- Original Italian theatrical release poster
- Directed by: Nino Pagot Toni Pagot
- Written by: Nino Pagot Toni Pagot
- Produced by: Nino Pagot Toni Pagot
- Starring: Aldo Silvani
- Cinematography: Franz Birtzer; Toni Pagot; Bruno Panozzo; Marco Visconti;
- Music by: Giuseppe Piazzi
- Animation by: Toni Pagot Ferdinando Palermo
- Layouts by: Osvaldo Cavandoli Osvaldo Piccardo
- Backgrounds by: Background design: Ugo Heinze Sergio Toffolo
- Color process: Technicolor
- Release date: December 17, 1949;
- Country: Italy
- Language: Italian

= The Dynamite Brothers =

1949 Italian animation film

I fratelli Dinamite (internationally released as The Dynamite Brothers) is a 1949 Italian animation film directed by Nino and Toni Pagot.

It is considered the first Italian feature-length animated film and the first Italian film in Technicolor together with La Rosa di Bagdad by Anton Gino Domeneghini which was also released in 1949. The production of the film began in 1942, and it was held back by a bombing that destroyed original drawings for the film.

The film premiered at the 10th Venice International Film Festival.

==Plot==

The story revolves around these three wacky siblings; Din, Don, and Dan, who go on such adventures through their pranking and love of music. They were first stranded in Africa as toddlers, after a storm wrecked their ship and later being raised by wild animals (including a female buffalo), but they've been captured by fur-trappers and then brought back to their homeland, trying to fit in with society (including going to school). They were also held prisoner by a red devil-like villain, who kidnaps children and puts them into magical costumes.

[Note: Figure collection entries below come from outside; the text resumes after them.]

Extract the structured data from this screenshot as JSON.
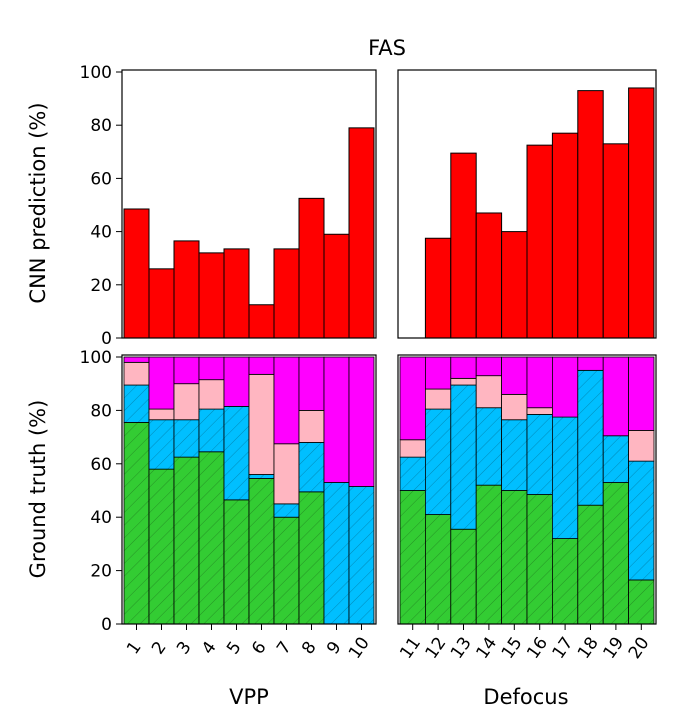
{
  "chart_data": {
    "type": "bar",
    "title": "FAS",
    "colors": {
      "prediction": "#ff0000",
      "green": "#33cc33",
      "blue": "#00bfff",
      "pink": "#ffb6c1",
      "magenta": "#ff00ff",
      "edge": "#000000"
    },
    "panels": {
      "top_ylabel": "CNN prediction (%)",
      "bottom_ylabel": "Ground truth (%)",
      "ylim": [
        0,
        100
      ],
      "yticks": [
        "0",
        "20",
        "40",
        "60",
        "80",
        "100"
      ]
    },
    "groups": [
      {
        "name": "VPP",
        "categories": [
          "1",
          "2",
          "3",
          "4",
          "5",
          "6",
          "7",
          "8",
          "9",
          "10"
        ],
        "prediction": [
          48.5,
          26,
          36.5,
          32,
          33.5,
          12.5,
          33.5,
          52.5,
          39,
          79
        ],
        "ground_truth": [
          [
            75.5,
            89.5,
            98,
            100
          ],
          [
            58,
            76.5,
            80.5,
            100
          ],
          [
            62.5,
            76.5,
            90,
            100
          ],
          [
            64.5,
            80.5,
            91.5,
            100
          ],
          [
            46.5,
            81.5,
            81.5,
            100
          ],
          [
            54.5,
            56,
            93.5,
            100
          ],
          [
            40,
            45,
            67.5,
            100
          ],
          [
            49.5,
            68,
            80,
            100
          ],
          [
            0,
            53,
            53,
            100
          ],
          [
            0,
            51.5,
            51.5,
            100
          ]
        ]
      },
      {
        "name": "Defocus",
        "categories": [
          "11",
          "12",
          "13",
          "14",
          "15",
          "16",
          "17",
          "18",
          "19",
          "20"
        ],
        "prediction": [
          0,
          37.5,
          69.5,
          47,
          40,
          72.5,
          77,
          93,
          73,
          94
        ],
        "ground_truth": [
          [
            50,
            62.5,
            69,
            100
          ],
          [
            41,
            80.5,
            88,
            100
          ],
          [
            35.5,
            89.5,
            92,
            100
          ],
          [
            52,
            81,
            93,
            100
          ],
          [
            50,
            76.5,
            86,
            100
          ],
          [
            48.5,
            78.5,
            81,
            100
          ],
          [
            32,
            77.5,
            77.5,
            100
          ],
          [
            44.5,
            95,
            95,
            100
          ],
          [
            53,
            70.5,
            70.5,
            100
          ],
          [
            16.5,
            61,
            72.5,
            100
          ]
        ]
      }
    ]
  }
}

The siblings found out that the devil's only weakness is music. They defeated the devil, free the other children, and blew up his castle, later returning home in time for Christmas. The brothers, taking an interest in musical talent, decided to become musicians. So, they found a double bass and joined the orchestra, during the performance of a brilliant piano concerto, performed by a great concert pianist. The Dynamite siblings ending up causing mayhem at the concert (such as by switching the sheet music with the other players, causing their instruments to sound completely ridiculous with the harp turning into a hideous skeletal figure, plus destroying the entire concert hall in progress).

They traveled to Venice during Carnival as they entered a singing contest (turning their bass fiddle into a musical gondola, while lip-syncing to "La Bondina in Gondoleta" on a hidden gramophone). Meanwhile, they saw a little girl crying because, she lost her doll in the canal. The three ending up starting a riot at the winning ceremony and the two judges drowned as they're escaping the angry mob. Later at night, Din, Don, and Dan jumped off a bridge (thinking they've committed suicide) and finding the girl's doll at the bottom of the canal. They gave the sad child back her toy and saw that their double bass was destroyed during the riot earlier. Suddenly, they saw a beam of moonlight shining through the clouds. One of the brothers took their bass, lining up the broken instrument with the moonbeam, and imagined playing a beautiful melody, as the film concludes with the brothers in heaven for their good deeds.